MAESTRO-NASH updates validate extrahepatic safety of resmetirom




In a post hoc analysis of the phase III MAESTRO-NASH trial presented at ADA 2026, systemic thyroid function remained stable with resmetirom, supporting its extrahepatic safety in individuals with metabolic dysfunction-associated steatohepatitis (MASH).
“At week 52, thyroid parameters showed minimal changes from baseline overall, regardless of baseline thyroxine replacement therapy status,” the investigators said.
Over 52 weeks, both resmetirom doses resulted in modest reductions in FT4* as early as week 4 without compensatory increases in TSH** or FT3*. TSH was generally stable, indicating preserved hypothalamic-pituitary-thyroid (HPT) axis feedback. Changes in FT3 were minimal, with levels remaining within normal range, they noted.
Baseline thyroxine therapy status
In participants who were not on thyroxine replacement therapy at baseline, the least-squares mean changes from baseline (LSM CFB) in FT3/FT4 were –0.01/–0.16 ng/dL with resmetirom 80 mg, –0.08/–0.21 ng/dL with resmetirom 100 mg, and –0.02/0.02 ng/dL with placebo. Similar patterns were observed among those who received thyroxine replacement therapy (0.04/–0.18 ng/dL, –0.03/–0.26 ng/dL, and –0.02/0.02 ng/dL, respectively).
Resmetirom also did not significantly affect TSH levels in participants who did (LSM CFB, –0.63 and –0.13 mIU/L for 80 and 100 mg, respectively) and did not receive thyroxine replacement therapy (LSM CFB, –0.23 and –0.20 mIU/L).

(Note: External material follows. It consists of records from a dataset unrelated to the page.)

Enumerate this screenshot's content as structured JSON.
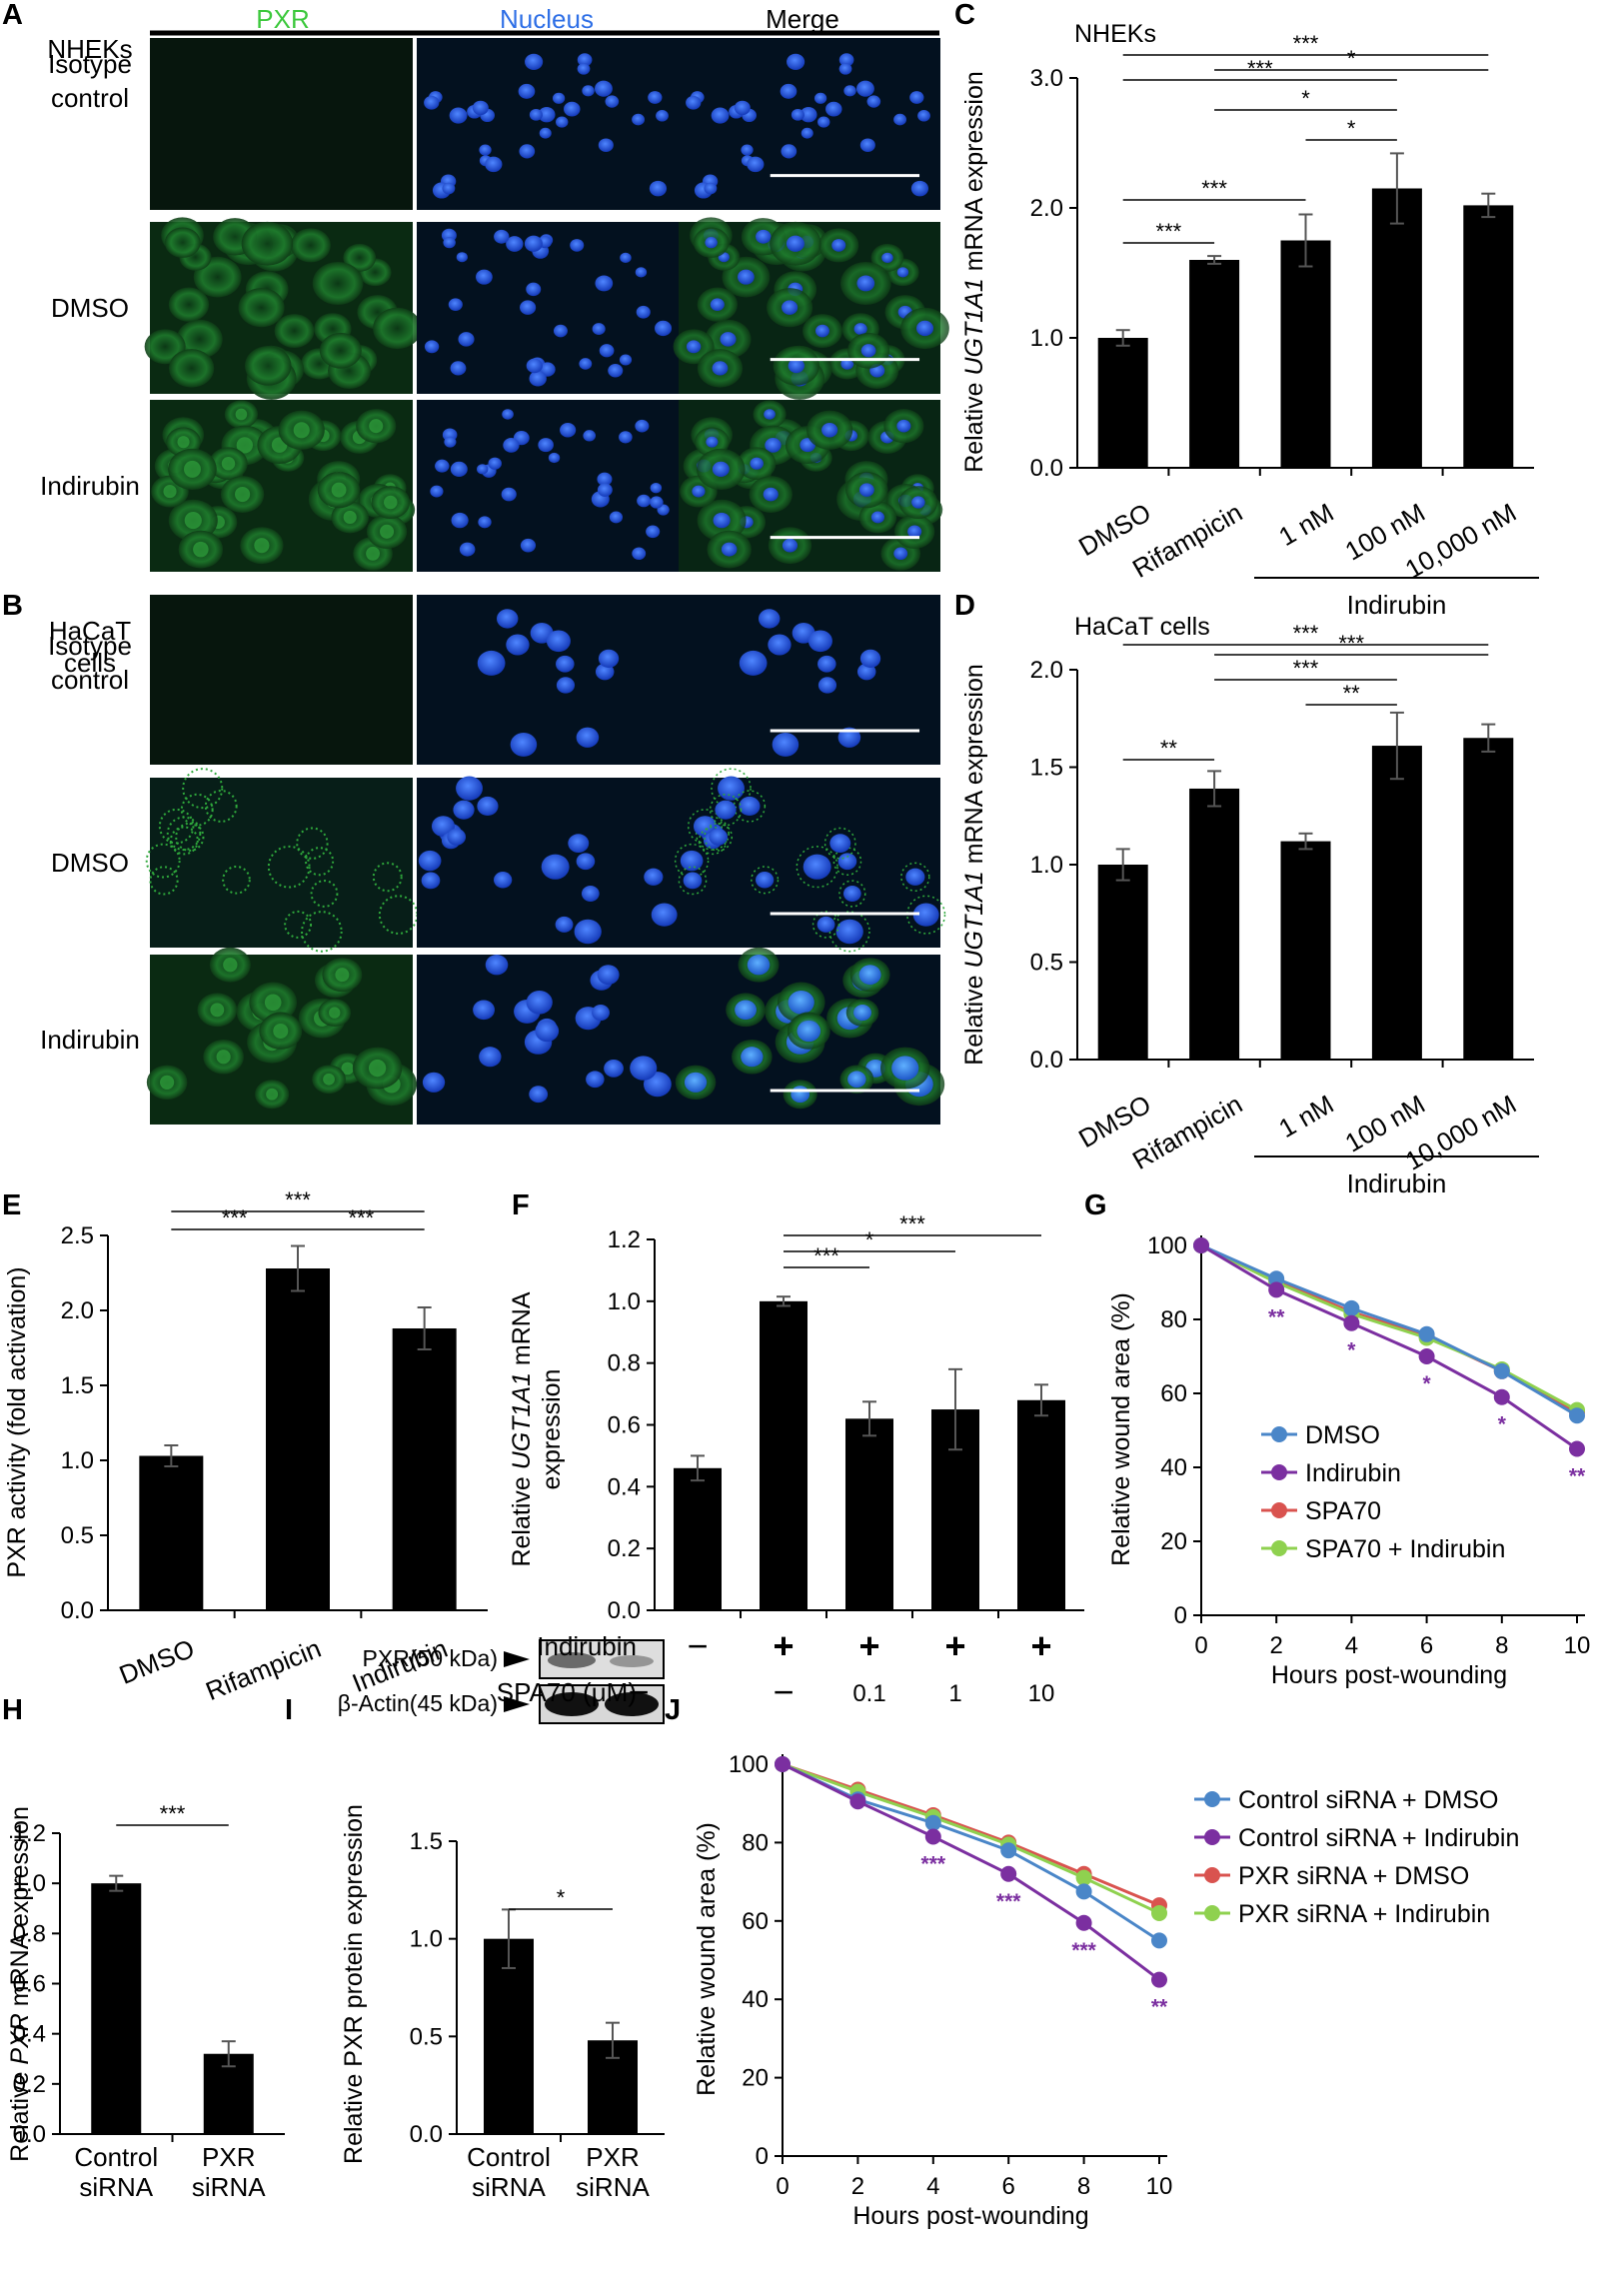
{
  "panel_letters": [
    "A",
    "B",
    "C",
    "D",
    "E",
    "F",
    "G",
    "H",
    "I",
    "J"
  ],
  "micrograph": {
    "col_headers": [
      {
        "text": "PXR",
        "color": "#3cc83c"
      },
      {
        "text": "Nucleus",
        "color": "#2e6fe6"
      },
      {
        "text": "Merge",
        "color": "#000000"
      }
    ],
    "panel_a": {
      "group": "NHEKs",
      "rows": [
        "Isotype\ncontrol",
        "DMSO",
        "Indirubin"
      ]
    },
    "panel_b": {
      "group": "HaCaT\ncells",
      "rows": [
        "Isotype\ncontrol",
        "DMSO",
        "Indirubin"
      ]
    },
    "colors": {
      "pxr": "#1f8a2a",
      "nucleus": "#1e4fd8",
      "background": "#04101e"
    }
  },
  "western": {
    "rows": [
      "PXR(50 kDa)",
      "β-Actin(45 kDa)"
    ]
  },
  "chart_data": [
    {
      "id": "C",
      "type": "bar",
      "title": "NHEKs",
      "categories": [
        "DMSO",
        "Rifampicin",
        "1 nM",
        "100 nM",
        "10,000 nM"
      ],
      "values": [
        1.0,
        1.6,
        1.75,
        2.15,
        2.02
      ],
      "errors": [
        0.06,
        0.03,
        0.2,
        0.27,
        0.09
      ],
      "ylabel_parts": [
        "Relative ",
        "UGT1A1",
        " mRNA expression"
      ],
      "ylim": [
        0,
        3
      ],
      "yticks": [
        "0.0",
        "1.0",
        "2.0",
        "3.0"
      ],
      "group_label": "Indirubin",
      "sig": [
        {
          "from": 0,
          "to": 1,
          "label": "***"
        },
        {
          "from": 0,
          "to": 2,
          "label": "***"
        },
        {
          "from": 2,
          "to": 3,
          "label": "*"
        },
        {
          "from": 1,
          "to": 3,
          "label": "*"
        },
        {
          "from": 0,
          "to": 3,
          "label": "***"
        },
        {
          "from": 1,
          "to": 4,
          "label": "*"
        },
        {
          "from": 0,
          "to": 4,
          "label": "***"
        }
      ]
    },
    {
      "id": "D",
      "type": "bar",
      "title": "HaCaT cells",
      "categories": [
        "DMSO",
        "Rifampicin",
        "1 nM",
        "100 nM",
        "10,000 nM"
      ],
      "values": [
        1.0,
        1.39,
        1.12,
        1.61,
        1.65
      ],
      "errors": [
        0.08,
        0.09,
        0.04,
        0.17,
        0.07
      ],
      "ylabel_parts": [
        "Relative ",
        "UGT1A1",
        " mRNA expression"
      ],
      "ylim": [
        0,
        2
      ],
      "yticks": [
        "0.0",
        "0.5",
        "1.0",
        "1.5",
        "2.0"
      ],
      "group_label": "Indirubin",
      "sig": [
        {
          "from": 0,
          "to": 1,
          "label": "**"
        },
        {
          "from": 2,
          "to": 3,
          "label": "**"
        },
        {
          "from": 1,
          "to": 3,
          "label": "***"
        },
        {
          "from": 1,
          "to": 4,
          "label": "***"
        },
        {
          "from": 0,
          "to": 4,
          "label": "***"
        }
      ]
    },
    {
      "id": "E",
      "type": "bar",
      "categories": [
        "DMSO",
        "Rifampicin",
        "Indirubin"
      ],
      "values": [
        1.03,
        2.28,
        1.88
      ],
      "errors": [
        0.07,
        0.15,
        0.14
      ],
      "ylabel_parts": [
        "PXR activity (fold activation)"
      ],
      "ylim": [
        0,
        2.5
      ],
      "yticks": [
        "0.0",
        "0.5",
        "1.0",
        "1.5",
        "2.0",
        "2.5"
      ],
      "sig": [
        {
          "from": 0,
          "to": 1,
          "label": "***"
        },
        {
          "from": 1,
          "to": 2,
          "label": "***"
        },
        {
          "from": 0,
          "to": 2,
          "label": "***"
        }
      ]
    },
    {
      "id": "F",
      "type": "bar",
      "categories": [
        "1",
        "2",
        "3",
        "4",
        "5"
      ],
      "values": [
        0.46,
        1.0,
        0.62,
        0.65,
        0.68
      ],
      "errors": [
        0.04,
        0.015,
        0.055,
        0.13,
        0.05
      ],
      "ylabel_parts": [
        "Relative ",
        "UGT1A1",
        " mRNA",
        "expression"
      ],
      "ylim": [
        0,
        1.2
      ],
      "yticks": [
        "0.0",
        "0.2",
        "0.4",
        "0.6",
        "0.8",
        "1.0",
        "1.2"
      ],
      "treat_rows": [
        {
          "label": "Indirubin",
          "values": [
            "−",
            "+",
            "+",
            "+",
            "+"
          ]
        },
        {
          "label": "SPA70 (μM)",
          "values": [
            "−",
            "−",
            "0.1",
            "1",
            "10"
          ]
        }
      ],
      "sig": [
        {
          "from": 1,
          "to": 2,
          "label": "***"
        },
        {
          "from": 1,
          "to": 3,
          "label": "*"
        },
        {
          "from": 1,
          "to": 4,
          "label": "***"
        }
      ]
    },
    {
      "id": "G",
      "type": "line",
      "x": [
        0,
        2,
        4,
        6,
        8,
        10
      ],
      "xlabel": "Hours post-wounding",
      "ylabel": "Relative wound area (%)",
      "ylim": [
        0,
        100
      ],
      "yticks": [
        "0",
        "20",
        "40",
        "60",
        "80",
        "100"
      ],
      "xticks": [
        "0",
        "2",
        "4",
        "6",
        "8",
        "10"
      ],
      "series": [
        {
          "name": "DMSO",
          "color": "#4a86c8",
          "values": [
            100,
            91,
            83,
            76,
            66,
            54
          ]
        },
        {
          "name": "Indirubin",
          "color": "#7b2fa0",
          "values": [
            100,
            88,
            79,
            70,
            59,
            45
          ]
        },
        {
          "name": "SPA70",
          "color": "#d9534f",
          "values": [
            100,
            90.5,
            82,
            75.5,
            66,
            55
          ]
        },
        {
          "name": "SPA70 + Indirubin",
          "color": "#8fd14f",
          "values": [
            100,
            90,
            81.5,
            75,
            66.5,
            55.5
          ]
        }
      ],
      "stars": [
        {
          "x": 2,
          "label": "**"
        },
        {
          "x": 4,
          "label": "*"
        },
        {
          "x": 6,
          "label": "*"
        },
        {
          "x": 8,
          "label": "*"
        },
        {
          "x": 10,
          "label": "**"
        }
      ],
      "star_color": "#7b2fa0"
    },
    {
      "id": "H",
      "type": "bar",
      "categories": [
        "Control\nsiRNA",
        "PXR\nsiRNA"
      ],
      "values": [
        1.0,
        0.32
      ],
      "errors": [
        0.03,
        0.05
      ],
      "ylabel_parts": [
        "Relative ",
        "PXR",
        " mRNA expression"
      ],
      "ylim": [
        0,
        1.2
      ],
      "yticks": [
        "0.0",
        "0.2",
        "0.4",
        "0.6",
        "0.8",
        "1.0",
        "1.2"
      ],
      "sig": [
        {
          "from": 0,
          "to": 1,
          "label": "***"
        }
      ]
    },
    {
      "id": "I",
      "type": "bar",
      "categories": [
        "Control\nsiRNA",
        "PXR\nsiRNA"
      ],
      "values": [
        1.0,
        0.48
      ],
      "errors": [
        0.15,
        0.09
      ],
      "ylabel_parts": [
        "Relative PXR protein expression"
      ],
      "ylim": [
        0,
        1.5
      ],
      "yticks": [
        "0.0",
        "0.5",
        "1.0",
        "1.5"
      ],
      "sig": [
        {
          "from": 0,
          "to": 1,
          "label": "*"
        }
      ]
    },
    {
      "id": "J",
      "type": "line",
      "x": [
        0,
        2,
        4,
        6,
        8,
        10
      ],
      "xlabel": "Hours post-wounding",
      "ylabel": "Relative wound area (%)",
      "ylim": [
        0,
        100
      ],
      "yticks": [
        "0",
        "20",
        "40",
        "60",
        "80",
        "100"
      ],
      "xticks": [
        "0",
        "2",
        "4",
        "6",
        "8",
        "10"
      ],
      "series": [
        {
          "name": "Control siRNA + DMSO",
          "color": "#4a86c8",
          "values": [
            100,
            91,
            85,
            78,
            67.5,
            55
          ]
        },
        {
          "name": "Control siRNA + Indirubin",
          "color": "#7b2fa0",
          "values": [
            100,
            90.5,
            81.5,
            72,
            59.5,
            45
          ]
        },
        {
          "name": "PXR siRNA + DMSO",
          "color": "#d9534f",
          "values": [
            100,
            93.5,
            87,
            80,
            72,
            64
          ]
        },
        {
          "name": "PXR siRNA + Indirubin",
          "color": "#8fd14f",
          "values": [
            100,
            93,
            86.5,
            79.5,
            71,
            62
          ]
        }
      ],
      "stars": [
        {
          "x": 4,
          "label": "***"
        },
        {
          "x": 6,
          "label": "***"
        },
        {
          "x": 8,
          "label": "***"
        },
        {
          "x": 10,
          "label": "**"
        }
      ],
      "star_color": "#7b2fa0"
    }
  ]
}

For placebo, the corresponding values were –0.22 and –0.08 mIU/L.
Moreover, the LSM CFB in rT3*** levels were similar between resmetirom 80 and 100 mg in participants who did (–5.1 and –6.3 ng/dL, respectively) and did not receive thyroxine replacement therapy (–4.5 and –4.9 ng/dL). [ADA 2026, abstract 1806-P]
Cardiovascular parameters
Both resmetirom 80- and 100-mg doses yielded small reductions in systolic blood pressure (SBP; mean CFB, –3.83 and –4.38 mm Hg, respectively) and diastolic BP (DBP; mean CFB, –1.57 and –2.12 mm Hg) at week 52. The reductions with placebo were minimal (mean CFB, –0.94 and –1.55 mm Hg for SBP and DBP, respectively).
There were no clinically meaningful effects in pulse rate at week 52 (mean CFB, 0.13, –0.46, and –0.06 bpm for resmetirom 80 mg, resmetirom 100 mg, and placebo, respectively).
“The cardiovascular parameters remained generally stable across treatment groups,” the researchers said.
Thyroid hormone signalling modulator
Resmetirom is approved in the US for the treatment of adults with noncirrhotic MASH with moderate-to-advanced (F2–F3) liver fibrosis, alongside diet and exercise. [https://www.fda.gov/news-events/press-announcements/fda-approves-first-treatment-patients-liver-scarring-due-fatty-liver-disease, accessed 15 June 2026]
“As a liver-directed thyroid hormone receptor-β agonist that modulates thyroid hormone signalling, resmetirom warrants evaluation for its potential effects on systemic thyroid function, including HPT parameters,” the investigators explained.
MAESTRO-NASH included 966 patients with biopsy-confirmed MASH (fibrosis stage F1B, F2, or F3) and ≥3 metabolic risk factors. Individuals with asymptomatic subclinical hypothyroidism and those who are on stable thyroxine replacement therapy at >75 µg/day following thyroidectomy were allowed to participate. The participants were randomized 1:1:1 to resmetirom 80 mg, resmetirom 100 mg, or placebo QD.
The post hoc analysis included MAESTRO-NASH participants with F2 or F3 disease and available thyroid function data (n=888; mean age 56.8 years, 56 percent women). Approximately two-thirds of participants had F3 disease, and 14 percent were on thyroid replacement therapy at screening, the most common being thyroxine ≤75 mcg/day (10.4 percent). The mean FT3, FT4, and rT3 levels were 3, 1.1, and 18.8 ng/dL, respectively. The mean TSH level was 2 mIU/L.
“[Taken together,] the findings reinforce the hepatic selectivity of resmetirom with limited systemic thyroid hormone signalling effects,” the investigators concluded.